Alternatively I could hog out the mold using one of these boolits with some valve grinding compound and a screw in the base chucked in a drill .

02/24/17 Addendum: 
Referencing crimp question by Harry
 The Lyman cast bullet handbook does call for a heavy crimp on 44 mag for the reasons I mentioned in the comments.


  1. When I reload .44 magnum, I get a very tight seal on the bullet at the case neck. I use fmj commercial bullets. I don't see the same seal ring around the necks of commercial loaded ammo. Do you get that?

    1. Not quite sure what you mean. Are you talking about the crimp groove on the bullet?

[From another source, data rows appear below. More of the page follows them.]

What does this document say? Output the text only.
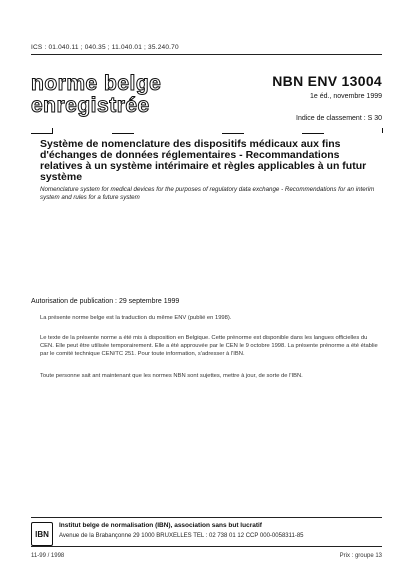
ICS : 01.040.11 ; 040.35 ; 11.040.01 ; 35.240.70
norme belge
enregistrée
NBN ENV 13004
1e éd., novembre 1999
Indice de classement : S 30
Système de nomenclature des dispositifs médicaux aux fins d'échanges de données réglementaires - Recommandations relatives à un système intérimaire et règles applicables à un futur système
Nomenclature system for medical devices for the purposes of regulatory data exchange - Recommendations for an interim system and rules for a future system
Autorisation de publication : 29 septembre 1999
La présente norme belge est la traduction du même ENV (publié en 1998).
Le texte de la présente norme a été mis à disposition en Belgique. Cette prénorme est disponible dans les langues officielles du CEN. Elle peut être utilisée temporairement. Elle a été approuvée par le CEN le 9 octobre 1998. La présente prénorme a été établie par le comité technique CEN/TC 251. Pour toute information, s'adresser à l'IBN.
Toute personne sait ant maintenant que les normes NBN sont sujettes, mettre à jour, de sorte de l'IBN.
IBN
Institut belge de normalisation (IBN), association sans but lucratif
Avenue de la Brabançonne 29 1000 BRUXELLES TEL : 02 738 01 12 CCP 000-0058311-85
11-99 / 1998	Prix : groupe 13
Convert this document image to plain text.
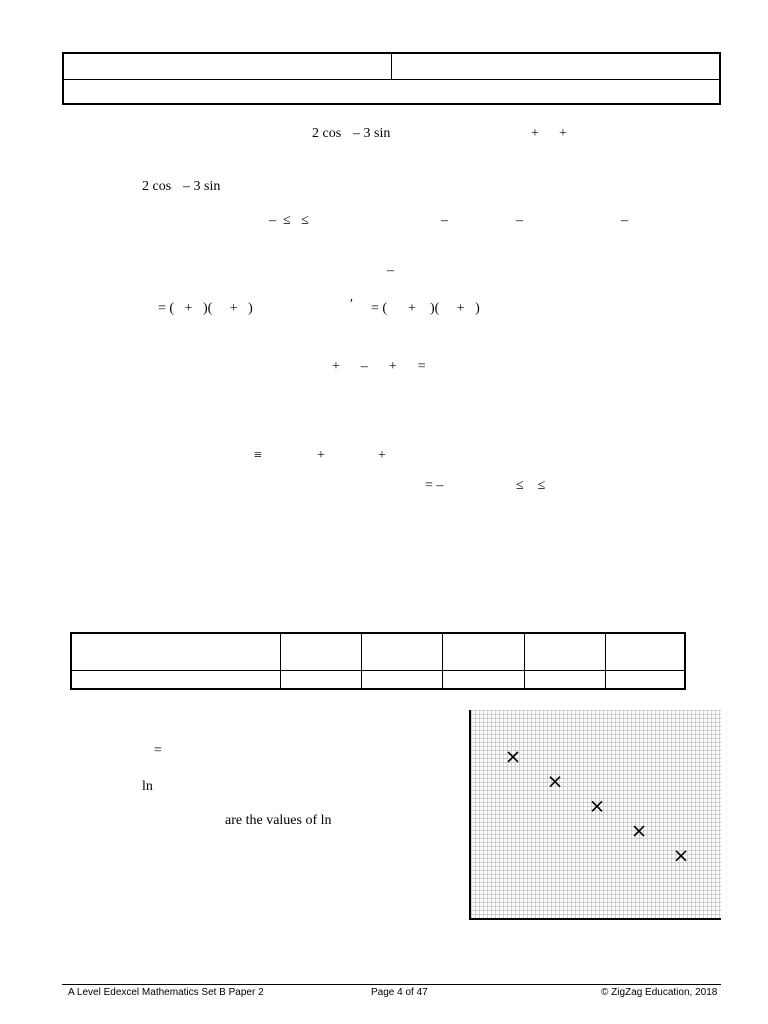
2 cos – 3 sin	+ +
2 cos – 3 sin
–  ≤   ≤	–	–	–
–
= (   +   )(     +   )	′ = (      +    )(     +   )
+      –      +      =
≡	+	+
= –	≤    ≤
=
ln
are the values of ln
A Level Edexcel Mathematics Set B Paper 2	Page 4 of 47	© ZigZag Education, 2018
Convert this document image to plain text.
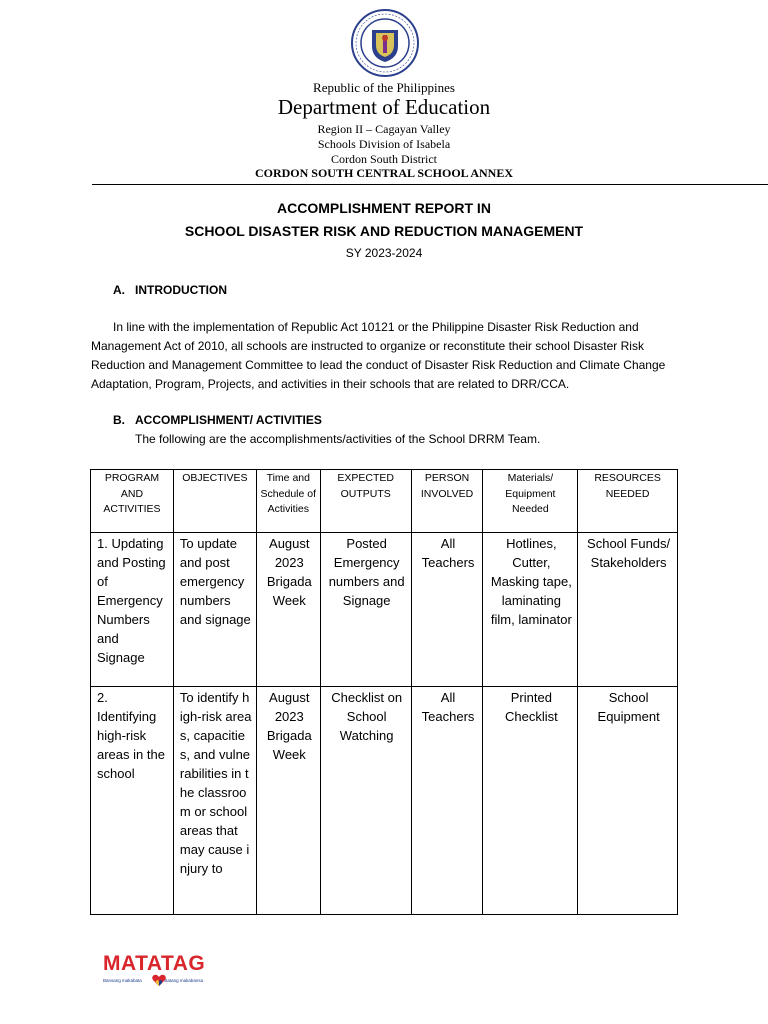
Republic of the Philippines
Department of Education
Region II – Cagayan Valley
Schools Division of Isabela
Cordon South District
CORDON SOUTH CENTRAL SCHOOL ANNEX
ACCOMPLISHMENT REPORT IN
SCHOOL DISASTER RISK AND REDUCTION MANAGEMENT
SY 2023-2024
A. INTRODUCTION

In line with the implementation of Republic Act 10121 or the Philippine Disaster Risk Reduction and Management Act of 2010, all schools are instructed to organize or reconstitute their school Disaster Risk Reduction and Management Committee to lead the conduct of Disaster Risk Reduction and Climate Change Adaptation, Program, Projects, and activities in their schools that are related to DRR/CCA.

B. ACCOMPLISHMENT/ ACTIVITIES
The following are the accomplishments/activities of the School DRRM Team.
PROGRAM AND ACTIVITIES	OBJECTIVES	Time and Schedule of Activities	EXPECTED OUTPUTS	PERSON INVOLVED	Materials/ Equipment Needed	RESOURCES NEEDED
1. Updating and Posting of Emergency Numbers and Signage	To update and post emergency numbers and signage	August 2023 Brigada Week	Posted Emergency numbers and Signage	All Teachers	Hotlines, Cutter, Masking tape, laminating film, laminator	School Funds/Stakeholders
2. Identifying high-risk areas in the school	To identify high-risk areas, capacities, and vulnerabilities in the classroom or school areas that may cause injury to	August 2023 Brigada Week	Checklist on School Watching	All Teachers	Printed Checklist	School Equipment
MATATAG
Bansang makabata	Batang makabansa
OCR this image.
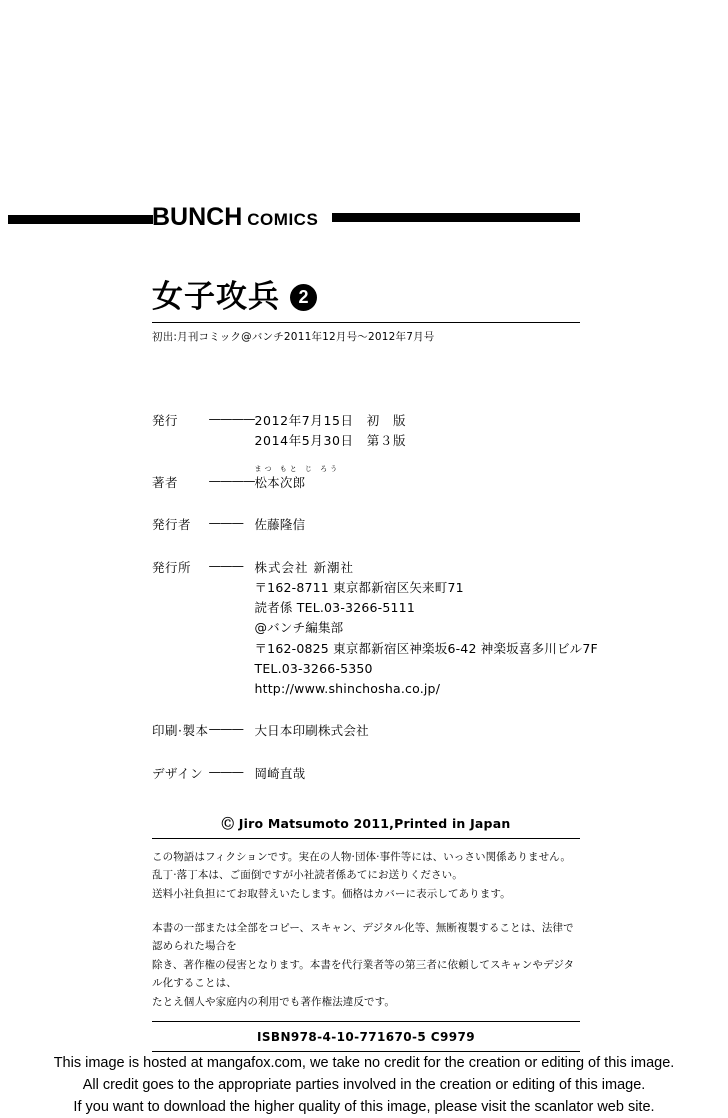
BUNCH COMICS
女子攻兵	2
初出:月刊コミック@バンチ2011年12月号〜2012年7月号
発行	————	2012年7月15日　初　版
2014年5月30日　第３版

著者	————	まつ もと じ ろう
松本次郎

発行者	———	佐藤隆信

発行所	———	株式会社 新潮社
〒162-8711 東京都新宿区矢来町71
読者係 TEL.03-3266-5111
@バンチ編集部
〒162-0825 東京都新宿区神楽坂6-42 神楽坂喜多川ビル7F
TEL.03-3266-5350
http://www.shinchosha.co.jp/

印刷·製本	———	大日本印刷株式会社

デザイン	———	岡崎直哉
Ⓒ Jiro Matsumoto 2011,Printed in Japan

この物語はフィクションです。実在の人物·団体·事件等には、いっさい関係ありません。

乱丁·落丁本は、ご面倒ですが小社読者係あてにお送りください。

送料小社負担にてお取替えいたします。価格はカバーに表示してあります。

本書の一部または全部をコピー、スキャン、デジタル化等、無断複製することは、法律で認められた場合を

除き、著作権の侵害となります。本書を代行業者等の第三者に依頼してスキャンやデジタル化することは、

たとえ個人や家庭内の利用でも著作権法違反です。

ISBN978-4-10-771670-5 C9979

This image is hosted at mangafox.com, we take no credit for the creation or editing of this image.

All credit goes to the appropriate parties involved in the creation or editing of this image.

If you want to download the higher quality of this image, please visit the scanlator web site.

    2. OK yes you mean the hard neck crimp on the case mouth you get from your dies. I have not noticed it on commercial 44 ammo, But then I have not looked for it either. But given the power for the 44 mag I'd think it is appropriate to have a heavy roll crimp on the case mouth especially in a revolver cause those pills can jump out of the case just from the shock of the previous shot and lock up your cylinder. Not an issue with a single shot like mine. I have some PPU 310 grain 44 mag ammo here that does not show a roll crimp. But I can tell it is a very fierce taper crimp as you can clearly see the outline of the bullet through the case, and can tell exactly where the bottom of the pill is.

    3. Well, the stuff I loaded shoots from a Ruger Vaquero, but it made me uneasy that my reloads had a feature the commercial stuff didn't. I am largely self taught on reloading. I had an old man from the gun club help me get started, he gave me a set of dies for the 9mm luger, and I bought a Lee starters kit, then he walked me through a couple of sessions and that was it. Most stuff is easy, because I always case size my reloads, I don't fireform them and then just neck size them because I have more than one weapon in each chambering. I don't make cartridges out of other chamberings because I have enough boxer primed brass for everything now. But that obvious crimp on the .44 mag gave me pause. The round you described in your last sentence is what my reloads look like.

      Thanks for the info.

    4. FWIW I am also completely self taught. From what I have read on the 44 Mag you do want a good crimp as the bullets can jump out of the case just from recoil of previous rounds fired. And that would lock up a revolver cylinder. The crimp can be either a roll crimp as you describe on home loads or a taper crimp. On a 44 mag you do want a hard crimp on it as you don't want the bullet to jump the case prematurely and want the powder ignition to build up to proper levels to ensure full combustion and thus full pressures to achieve correct performance. A lot of lever guns with tubular magazines also use 44 Mag and a hard crimp is critical there to prevent pushing the bullets back in to the case when they are stacked end to end. The roll crimp is a more secure hold on the bullet. Nothing wrong with it. Taper crimp are typically seen on a semi-auto rimless case where the case seats on the mouth and that diameter is critical. I suspect that they do a taper crimp on commercial rimmed ammo like the 44 Mag as it is easier to control via pressure adjustments on a machine to adjust as needed for particular bullet characteristics, but then I don't know for sure. Another thought is that perhaps they do a taper crimp to accommodate 44 Mag semi auto handguns like the Desert Eagle and the LAR Grizzly that perhaps are set up to seat on the case mouth in the chamber.

    5. Added a photo from the 44 Mag page of the Lyman cast bullet handbook above referencing the need for a heavy crimp. In answer to your initial question, a roll crimp is easier to achieve consistently for a handloader at home using a manually operated hand press VS a taper crimp done with a big pneumatic machine in a factory.